# Analysis of the Final Learned Policy for a Q‑Learning Agent
**AI Studio: Project Analysis — Penalty Shootout**

This notebook provides a detailed qualitative and quantitative analysis of the final learned policy of the **Q‑learning** agent for the **Penalty Shootout** game.
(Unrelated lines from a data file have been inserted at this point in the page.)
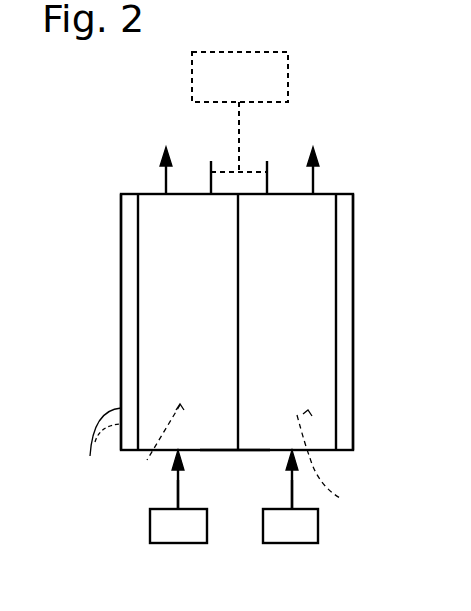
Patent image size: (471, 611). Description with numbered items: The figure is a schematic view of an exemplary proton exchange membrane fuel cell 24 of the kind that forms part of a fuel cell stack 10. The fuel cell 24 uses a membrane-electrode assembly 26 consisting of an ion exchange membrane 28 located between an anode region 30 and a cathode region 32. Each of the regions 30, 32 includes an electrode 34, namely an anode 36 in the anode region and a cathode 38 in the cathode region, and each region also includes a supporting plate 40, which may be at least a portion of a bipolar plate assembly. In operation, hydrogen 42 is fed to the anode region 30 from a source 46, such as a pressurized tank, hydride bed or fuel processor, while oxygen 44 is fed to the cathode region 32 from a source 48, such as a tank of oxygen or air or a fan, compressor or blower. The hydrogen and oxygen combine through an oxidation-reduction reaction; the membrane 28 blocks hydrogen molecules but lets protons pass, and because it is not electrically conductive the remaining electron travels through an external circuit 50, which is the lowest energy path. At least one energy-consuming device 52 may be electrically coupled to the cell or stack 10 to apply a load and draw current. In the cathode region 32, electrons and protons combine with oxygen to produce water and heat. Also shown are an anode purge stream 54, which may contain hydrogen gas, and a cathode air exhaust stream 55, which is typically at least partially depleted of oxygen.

The fuel cell stack 10 is at (131, 92).
The PEM fuel cell 24 is at (136, 455).
The membrane-electrode assembly 26 is at (233, 455).
The ion exchange membrane 28 is at (239, 319).
The anode region 30 is at (121, 298).
The cathode region 32 is at (356, 314).
The electrode 34 is at (180, 405).
The anode 36 is at (158, 446).
The cathode 38 is at (336, 462).
The supporting plate 40 is at (354, 250).
The hydrogen 42 is at (177, 492).
The oxygen 44 is at (290, 505).
The hydrogen source 46 is at (176, 543).
The oxygen source 48 is at (292, 543).
The external circuit 50 is at (232, 172).
The energy-consuming device 52 is at (289, 83).
The anode purge stream 54 is at (164, 178).
The cathode air exhaust stream 55 is at (315, 178).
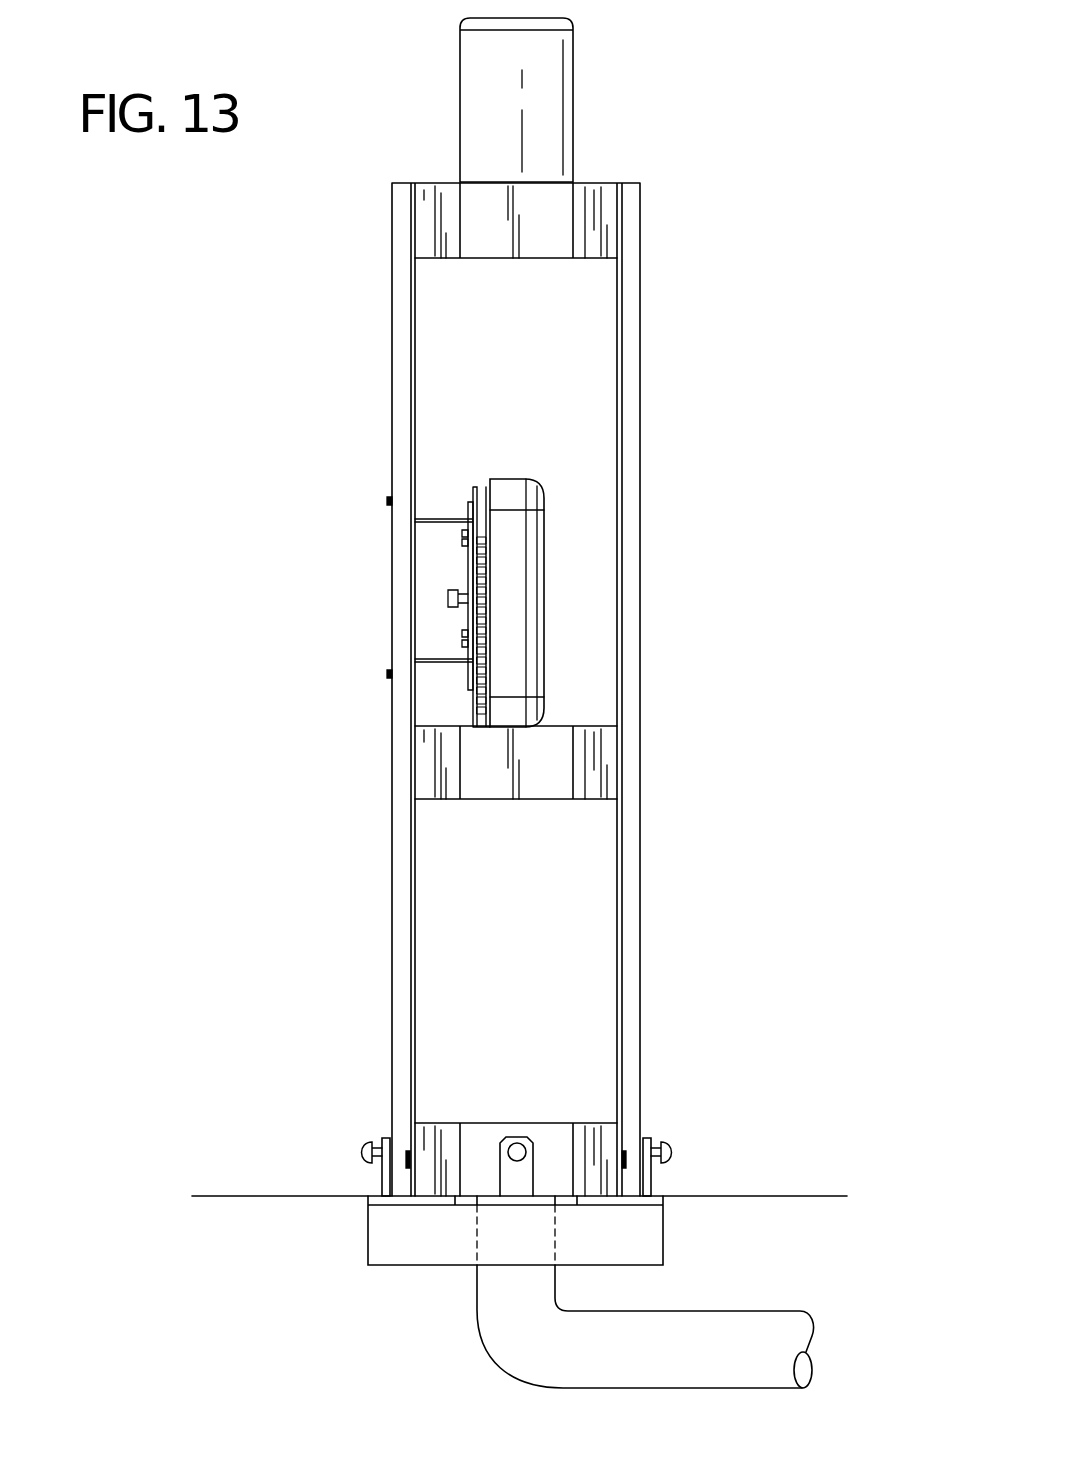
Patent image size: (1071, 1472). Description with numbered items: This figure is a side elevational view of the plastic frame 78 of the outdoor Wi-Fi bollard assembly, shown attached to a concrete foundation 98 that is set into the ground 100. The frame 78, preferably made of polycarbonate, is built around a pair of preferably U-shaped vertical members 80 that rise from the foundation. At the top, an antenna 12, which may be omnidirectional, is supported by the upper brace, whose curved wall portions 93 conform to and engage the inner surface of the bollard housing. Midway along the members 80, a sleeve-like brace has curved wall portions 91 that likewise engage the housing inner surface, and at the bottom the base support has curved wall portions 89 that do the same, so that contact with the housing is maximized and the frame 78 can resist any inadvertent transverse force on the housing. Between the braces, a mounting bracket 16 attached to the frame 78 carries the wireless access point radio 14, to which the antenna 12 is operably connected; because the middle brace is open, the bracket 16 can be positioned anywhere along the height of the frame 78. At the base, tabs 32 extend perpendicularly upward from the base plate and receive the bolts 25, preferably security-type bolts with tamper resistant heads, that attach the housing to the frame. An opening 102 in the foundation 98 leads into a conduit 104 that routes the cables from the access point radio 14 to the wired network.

The antenna 12 is at (545, 98).
The wireless access point radio 14 is at (510, 615).
The mounting bracket 16 is at (430, 522).
The bolts 25 is at (363, 1152).
The tabs 32 is at (522, 1178).
The frame 78 is at (683, 380).
The members 80 is at (403, 905).
The curved wall portions 89 is at (443, 1135).
The curved wall portions 91 is at (423, 763).
The curved wall portions 93 is at (428, 221).
The concrete foundation 98 is at (380, 1241).
The ground 100 is at (210, 1196).
The opening 102 is at (557, 1230).
The conduit 104 is at (752, 1323).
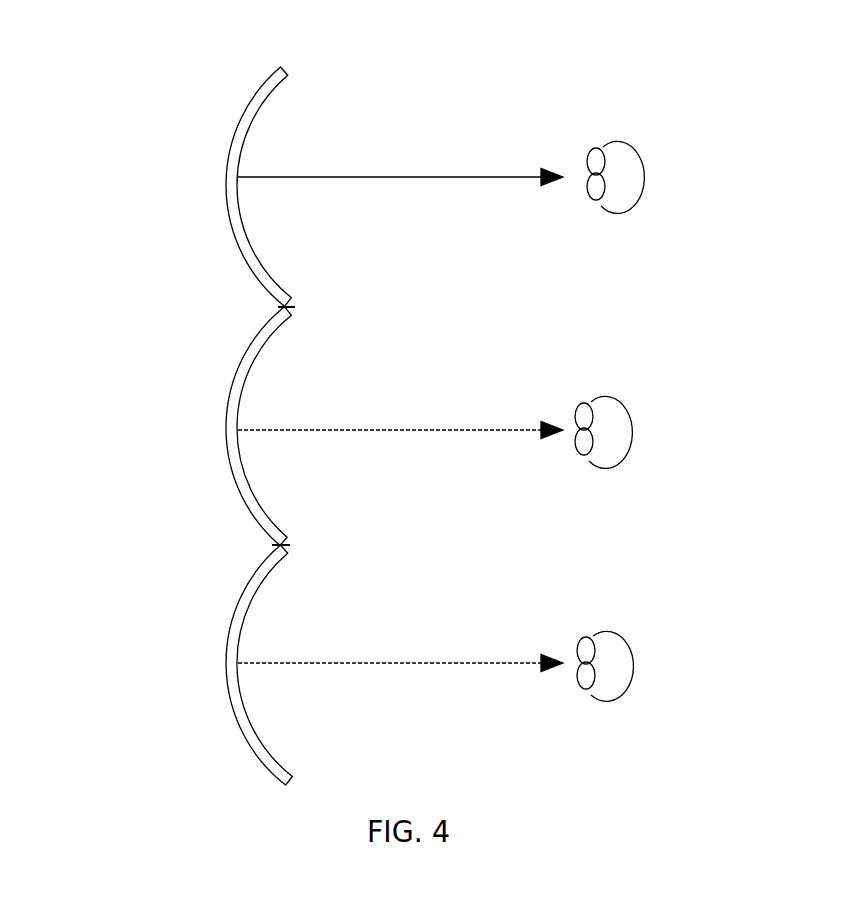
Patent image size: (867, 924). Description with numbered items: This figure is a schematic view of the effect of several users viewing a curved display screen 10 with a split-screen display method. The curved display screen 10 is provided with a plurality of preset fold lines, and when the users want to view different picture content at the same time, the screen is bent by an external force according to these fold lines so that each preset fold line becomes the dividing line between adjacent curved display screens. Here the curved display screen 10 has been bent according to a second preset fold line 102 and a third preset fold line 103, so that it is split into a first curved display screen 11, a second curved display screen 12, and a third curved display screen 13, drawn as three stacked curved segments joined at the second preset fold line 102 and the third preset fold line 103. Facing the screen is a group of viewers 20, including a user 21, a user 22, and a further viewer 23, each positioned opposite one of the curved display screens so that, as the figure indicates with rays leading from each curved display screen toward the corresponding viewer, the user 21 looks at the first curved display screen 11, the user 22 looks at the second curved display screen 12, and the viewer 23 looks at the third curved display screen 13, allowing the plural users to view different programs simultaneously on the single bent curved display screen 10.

The curved display screen 10 is at (245, 426).
The first curved display screen 11 is at (227, 178).
The second curved display screen 12 is at (227, 430).
The third curved display screen 13 is at (227, 661).
The second preset fold line 102 is at (295, 307).
The third preset fold line 103 is at (288, 545).
The eyes of viewers 20 is at (680, 466).
The user 21 is at (633, 208).
The user 22 is at (614, 463).
The third eye 23 is at (636, 711).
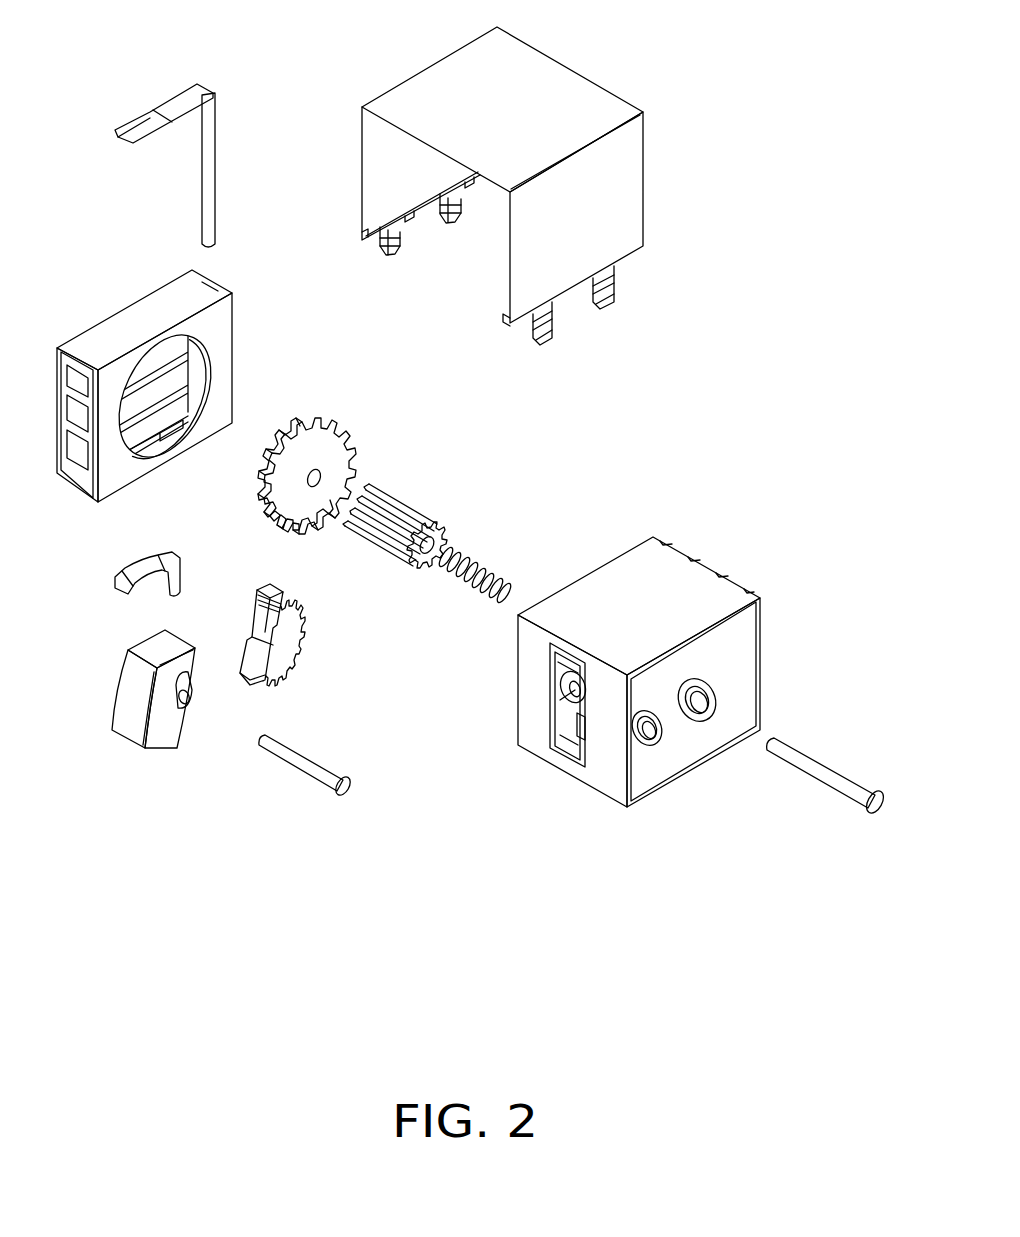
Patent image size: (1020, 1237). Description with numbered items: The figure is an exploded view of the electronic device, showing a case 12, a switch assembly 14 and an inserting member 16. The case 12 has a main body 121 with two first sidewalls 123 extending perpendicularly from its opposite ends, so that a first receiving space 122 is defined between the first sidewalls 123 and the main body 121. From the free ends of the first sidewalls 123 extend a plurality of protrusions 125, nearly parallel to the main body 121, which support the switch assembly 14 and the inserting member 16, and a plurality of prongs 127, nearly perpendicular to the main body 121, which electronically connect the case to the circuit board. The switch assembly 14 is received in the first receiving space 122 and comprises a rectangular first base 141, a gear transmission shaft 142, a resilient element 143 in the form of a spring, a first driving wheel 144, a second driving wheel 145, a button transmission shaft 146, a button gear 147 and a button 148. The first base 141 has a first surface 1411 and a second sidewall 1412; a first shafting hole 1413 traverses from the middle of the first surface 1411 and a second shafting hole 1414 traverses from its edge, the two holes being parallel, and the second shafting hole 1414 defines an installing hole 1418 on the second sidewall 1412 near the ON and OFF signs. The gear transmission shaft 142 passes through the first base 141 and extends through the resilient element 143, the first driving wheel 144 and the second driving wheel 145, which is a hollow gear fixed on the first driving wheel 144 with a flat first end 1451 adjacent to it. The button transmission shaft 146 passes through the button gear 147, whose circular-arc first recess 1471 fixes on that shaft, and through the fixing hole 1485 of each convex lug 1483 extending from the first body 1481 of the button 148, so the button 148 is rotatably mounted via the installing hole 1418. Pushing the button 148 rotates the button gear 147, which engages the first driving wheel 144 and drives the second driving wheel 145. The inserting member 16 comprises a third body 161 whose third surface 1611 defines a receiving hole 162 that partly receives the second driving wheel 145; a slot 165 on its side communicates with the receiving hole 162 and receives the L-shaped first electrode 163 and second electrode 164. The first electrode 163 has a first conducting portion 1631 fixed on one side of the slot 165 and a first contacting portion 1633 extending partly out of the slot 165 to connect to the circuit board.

The case 12 is at (550, 189).
The main body 121 is at (602, 43).
The first receiving space 122 is at (495, 213).
The first sidewalls 123 is at (623, 193).
The protrusions 125 is at (424, 216).
The prongs 127 is at (612, 296).
The switch assembly 14 is at (747, 567).
The first base 141 is at (646, 672).
The first surface 1411 is at (737, 645).
The second sidewall 1412 is at (540, 740).
The first shafting hole 1413 is at (700, 712).
The second shafting hole 1414 is at (648, 735).
The installing hole 1418 is at (577, 768).
The gear transmission shaft 142 is at (836, 790).
The resilient element 143 is at (482, 552).
The first driving wheel 144 is at (405, 510).
The second driving wheel 145 is at (329, 484).
The first end 1451 is at (303, 508).
The button transmission shaft 146 is at (300, 758).
The button gear 147 is at (288, 629).
The first recess 1471 is at (250, 630).
The button 148 is at (143, 729).
The first body 1481 is at (158, 736).
The convex lugs 1483 is at (180, 700).
The fixing hole 1485 is at (192, 702).
The inserting member 16 is at (150, 285).
The third body 161 is at (161, 399).
The third surface 1611 is at (112, 462).
The receiving hole 162 is at (183, 414).
The first electrode 163 is at (127, 146).
The first conducting portion 1631 is at (164, 94).
The first contacting portion 1633 is at (205, 165).
The second electrode 164 is at (117, 572).
The slot 165 is at (62, 458).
Since episodes are short and rewards are discrete (goal vs save), this analysis focuses on inspecting the **Q‑table** to understand the agent's strategy, strengths, and limitations.



## 1. Setup and Data Loading
First, import the necessary libraries and load the final **Q‑table** and training logs from the saved file `training_data.npz`.


In [1]:

# Requirements
# pip install numpy matplotlib  # if running in a fresh environment

import numpy as np
import matplotlib.pyplot as plt
import os

TRAINING_FILE = "training_data.npz"

# Load the Q table
try:
    data = np.load(TRAINING_FILE, allow_pickle=True)
    Q = data["Q"]
    returns = data["returns"]
    moving_avg = data["moving_avg"]
    epsilons = data["epsilons"]
    ACTIONS = list(data["actions"])
    print(f"Loaded: {TRAINING_FILE}")
    print("Q-table shape:", Q.shape)
except FileNotFoundError:
    # Fallback mock so the notebook is still runnable for formatting preview
    print("Could not find 'training_data.npz'. Creating a small mock Q-table for preview...")
    ACTIONS = ["L", "LC", "C", "RC", "R"]
    # (kick_idx 0..5) × (score_diff -5..+5) = (6 * 11) states; 5 actions
    Q = np.random.rand(6*11, 5).astype(np.float32)
    returns = np.random.rand(500).astype(np.float32) * 5.0
    moving_avg = np.convolve(returns, np.ones(50)/50, mode="same")
    epsilons = np.linspace(1.0, 0.05, len(returns)).astype(np.float32)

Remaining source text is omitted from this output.